Areas with the largest proportion of Aboriginal and/or Torres Strait Islanders heavily backed the Voice referendum.
Census data shows, of the 10 polling booth catchment areas at the referendum with the highest Indigenous population, nine of them returned a ‘Yes’ vote.
The booth with the highest Indigenous proportion – Cherbourg in the Queensland electorate of Wide Bay – where 98.88 per cent are Indigenous, returned a ‘yes’ vote of 58 per cent at Saturday’s referendum.
The analysis showed more than three-quarters of voters in the booths of Yarrabah in the Queensland electorate of Kennedy and the Palm Island booth in the seat of Herbert, each with a more than 90 per cent Indigenous population, voted ‘yes’.
Electoral commission figures have also shown remote polling carried out in electorates with high Indigenous populations such as Lingiari in the Northern Territory, Durack in Western Australia and Leichhardt in Queensland returned a high ‘yes’ vote.
Assistant Indigenous Australians Minister Malarndirri McCarthy said the nation could have done better and been better, had it voted for the voice.
“The gap is really between the understanding and cultural understanding between what First Nations people are asking for, and what western society doesn’t see,” she told ABC’s RN on Tuesday.

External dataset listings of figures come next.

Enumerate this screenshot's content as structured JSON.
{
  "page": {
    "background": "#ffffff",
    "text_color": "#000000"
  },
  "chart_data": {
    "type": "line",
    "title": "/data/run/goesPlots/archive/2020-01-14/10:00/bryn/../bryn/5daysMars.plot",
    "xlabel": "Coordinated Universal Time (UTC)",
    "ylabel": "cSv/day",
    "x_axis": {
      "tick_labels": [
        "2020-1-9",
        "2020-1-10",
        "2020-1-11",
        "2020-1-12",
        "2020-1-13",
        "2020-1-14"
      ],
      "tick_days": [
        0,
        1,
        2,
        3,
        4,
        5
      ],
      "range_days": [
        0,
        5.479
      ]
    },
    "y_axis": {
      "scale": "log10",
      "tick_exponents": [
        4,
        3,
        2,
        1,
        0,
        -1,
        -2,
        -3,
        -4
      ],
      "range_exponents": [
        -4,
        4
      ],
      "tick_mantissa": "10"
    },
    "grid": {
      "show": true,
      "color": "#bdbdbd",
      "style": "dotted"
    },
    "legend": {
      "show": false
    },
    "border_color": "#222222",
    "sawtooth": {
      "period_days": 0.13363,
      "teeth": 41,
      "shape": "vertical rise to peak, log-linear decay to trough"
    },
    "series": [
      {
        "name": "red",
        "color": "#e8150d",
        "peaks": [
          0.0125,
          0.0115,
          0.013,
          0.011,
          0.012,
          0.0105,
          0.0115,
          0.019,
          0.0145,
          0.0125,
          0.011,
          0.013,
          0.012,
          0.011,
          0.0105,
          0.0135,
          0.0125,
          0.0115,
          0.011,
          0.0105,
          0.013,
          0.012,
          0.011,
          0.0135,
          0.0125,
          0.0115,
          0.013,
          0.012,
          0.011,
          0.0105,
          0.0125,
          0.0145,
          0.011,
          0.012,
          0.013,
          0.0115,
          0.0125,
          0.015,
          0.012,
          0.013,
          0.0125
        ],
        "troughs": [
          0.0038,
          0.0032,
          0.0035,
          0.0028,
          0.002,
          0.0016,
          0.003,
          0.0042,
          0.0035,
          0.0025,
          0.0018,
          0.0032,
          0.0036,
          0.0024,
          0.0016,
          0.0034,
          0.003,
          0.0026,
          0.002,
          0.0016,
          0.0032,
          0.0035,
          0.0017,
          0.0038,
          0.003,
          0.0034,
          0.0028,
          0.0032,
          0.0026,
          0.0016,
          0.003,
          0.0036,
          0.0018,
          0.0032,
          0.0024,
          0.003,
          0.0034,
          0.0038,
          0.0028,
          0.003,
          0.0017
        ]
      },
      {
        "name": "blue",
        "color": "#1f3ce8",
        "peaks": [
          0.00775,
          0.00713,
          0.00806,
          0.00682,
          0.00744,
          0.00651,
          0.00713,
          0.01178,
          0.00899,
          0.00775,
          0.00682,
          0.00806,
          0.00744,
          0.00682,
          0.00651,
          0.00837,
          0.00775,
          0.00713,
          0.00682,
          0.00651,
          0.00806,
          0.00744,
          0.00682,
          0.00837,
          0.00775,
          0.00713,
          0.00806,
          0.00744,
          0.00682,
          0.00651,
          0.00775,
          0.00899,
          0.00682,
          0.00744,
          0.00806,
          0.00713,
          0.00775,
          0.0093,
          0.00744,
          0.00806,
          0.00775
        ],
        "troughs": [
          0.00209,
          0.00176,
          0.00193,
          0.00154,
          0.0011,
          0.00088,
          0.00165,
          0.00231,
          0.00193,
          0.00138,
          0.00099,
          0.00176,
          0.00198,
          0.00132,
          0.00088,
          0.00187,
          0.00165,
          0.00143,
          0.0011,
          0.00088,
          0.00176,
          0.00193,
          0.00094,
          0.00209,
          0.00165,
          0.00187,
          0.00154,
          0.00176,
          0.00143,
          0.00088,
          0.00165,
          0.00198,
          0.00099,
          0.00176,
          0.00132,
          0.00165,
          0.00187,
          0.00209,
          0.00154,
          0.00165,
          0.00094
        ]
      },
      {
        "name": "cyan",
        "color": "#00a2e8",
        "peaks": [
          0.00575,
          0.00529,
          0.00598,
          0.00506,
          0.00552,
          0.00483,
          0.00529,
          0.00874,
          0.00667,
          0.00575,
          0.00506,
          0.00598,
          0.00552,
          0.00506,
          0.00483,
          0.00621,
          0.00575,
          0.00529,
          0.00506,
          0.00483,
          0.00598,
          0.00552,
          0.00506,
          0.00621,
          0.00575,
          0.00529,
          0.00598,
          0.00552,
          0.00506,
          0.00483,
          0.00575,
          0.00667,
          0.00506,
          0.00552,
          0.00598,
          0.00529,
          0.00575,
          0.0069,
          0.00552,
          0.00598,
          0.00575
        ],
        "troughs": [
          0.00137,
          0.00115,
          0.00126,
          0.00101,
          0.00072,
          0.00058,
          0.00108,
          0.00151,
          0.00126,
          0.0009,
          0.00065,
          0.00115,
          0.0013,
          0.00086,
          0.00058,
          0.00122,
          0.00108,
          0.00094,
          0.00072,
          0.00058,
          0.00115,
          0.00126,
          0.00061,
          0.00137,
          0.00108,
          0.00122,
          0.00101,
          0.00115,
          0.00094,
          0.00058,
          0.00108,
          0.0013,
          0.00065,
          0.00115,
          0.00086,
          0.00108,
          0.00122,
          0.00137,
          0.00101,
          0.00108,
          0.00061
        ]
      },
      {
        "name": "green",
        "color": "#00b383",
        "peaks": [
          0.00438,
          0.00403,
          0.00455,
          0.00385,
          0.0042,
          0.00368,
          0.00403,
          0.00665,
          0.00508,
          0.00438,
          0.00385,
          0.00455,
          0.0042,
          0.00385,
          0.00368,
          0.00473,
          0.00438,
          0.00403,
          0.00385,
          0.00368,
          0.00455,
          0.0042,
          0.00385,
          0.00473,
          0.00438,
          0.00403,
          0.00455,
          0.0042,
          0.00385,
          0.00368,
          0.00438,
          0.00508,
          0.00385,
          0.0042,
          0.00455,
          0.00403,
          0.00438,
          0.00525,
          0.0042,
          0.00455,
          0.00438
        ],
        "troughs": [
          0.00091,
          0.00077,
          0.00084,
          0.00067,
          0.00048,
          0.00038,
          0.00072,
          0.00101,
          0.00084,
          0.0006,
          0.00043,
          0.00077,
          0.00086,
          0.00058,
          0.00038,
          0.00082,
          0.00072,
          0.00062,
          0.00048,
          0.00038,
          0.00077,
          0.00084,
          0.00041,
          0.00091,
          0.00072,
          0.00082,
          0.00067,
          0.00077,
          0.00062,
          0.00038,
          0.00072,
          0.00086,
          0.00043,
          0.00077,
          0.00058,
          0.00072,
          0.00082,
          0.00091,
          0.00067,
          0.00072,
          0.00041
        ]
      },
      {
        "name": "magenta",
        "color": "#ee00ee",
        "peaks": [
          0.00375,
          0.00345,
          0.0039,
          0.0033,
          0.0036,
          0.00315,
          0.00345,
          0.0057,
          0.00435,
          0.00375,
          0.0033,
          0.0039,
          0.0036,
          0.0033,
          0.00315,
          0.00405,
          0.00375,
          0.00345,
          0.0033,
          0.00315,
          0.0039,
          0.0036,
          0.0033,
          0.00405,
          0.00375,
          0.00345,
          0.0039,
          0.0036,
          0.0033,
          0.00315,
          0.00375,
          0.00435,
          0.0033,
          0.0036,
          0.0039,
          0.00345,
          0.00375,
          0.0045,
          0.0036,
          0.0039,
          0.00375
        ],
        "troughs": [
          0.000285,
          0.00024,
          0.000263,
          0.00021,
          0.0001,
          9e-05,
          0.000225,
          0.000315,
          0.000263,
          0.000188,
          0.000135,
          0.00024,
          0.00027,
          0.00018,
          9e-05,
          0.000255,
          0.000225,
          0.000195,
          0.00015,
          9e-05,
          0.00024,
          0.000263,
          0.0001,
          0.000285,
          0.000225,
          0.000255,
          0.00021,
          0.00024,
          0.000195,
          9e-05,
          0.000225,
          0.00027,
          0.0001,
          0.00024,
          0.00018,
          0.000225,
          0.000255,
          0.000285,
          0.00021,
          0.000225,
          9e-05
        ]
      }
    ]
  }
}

Asked if the country had got it right, Senator McCarthy said if the outcome revealed the public didn’t want to see Indigenous people recognised, she would find that “deeply disappointing”.
“It’s not right as a First Nations person to have to keep explaining why your history is important in this country … but we have to obviously keep doing that now because Australians voted ‘no’,” she said.
Senator McCarthy said the government needed to consider its next steps after the referendum defeat.
While Lingiari returned a 55.7 per cent ‘no’ vote at the referendum, remote polling in Indigenous communities recorded a ‘yes’ vote of 73 per cent.
Lingiari MP Marion Scrymgour said Indigenous communities had overwhelmingly supported the voice, despite the country rejecting the change at the referendum.
“The referendum was about recognition for (Aboriginal communities), a voice for them and they told the country what they wanted,” she said.
“A voice would also have enabled Aboriginal people to tell parliament directly what policies and programs affecting them were working or not working, and what different policies and programs should be considered.”
Both sides of politics have pledged to focus on closing the gap between Indigenous and non-Indigenous Australians following the referendum defeat.
Just 40 per cent of Australians backed the proposal, with the voice failing to win a majority in any state.
Indigenous Australians Minister Linda Burney said the high Indigenous vote for the voice was a positive sign.
“That says to me that Indigenous Australians wanted this,” she told the ABC’s 7.30 program on Monday.
“What the government will do is let the dust settle and we will be undertaking a process of finding out where people want to move next.”
Opposition Leader Peter Dutton has already backed away from a pledge to hold a referendum on constitutional recognition for Indigenous Australians following Saturday’s vote.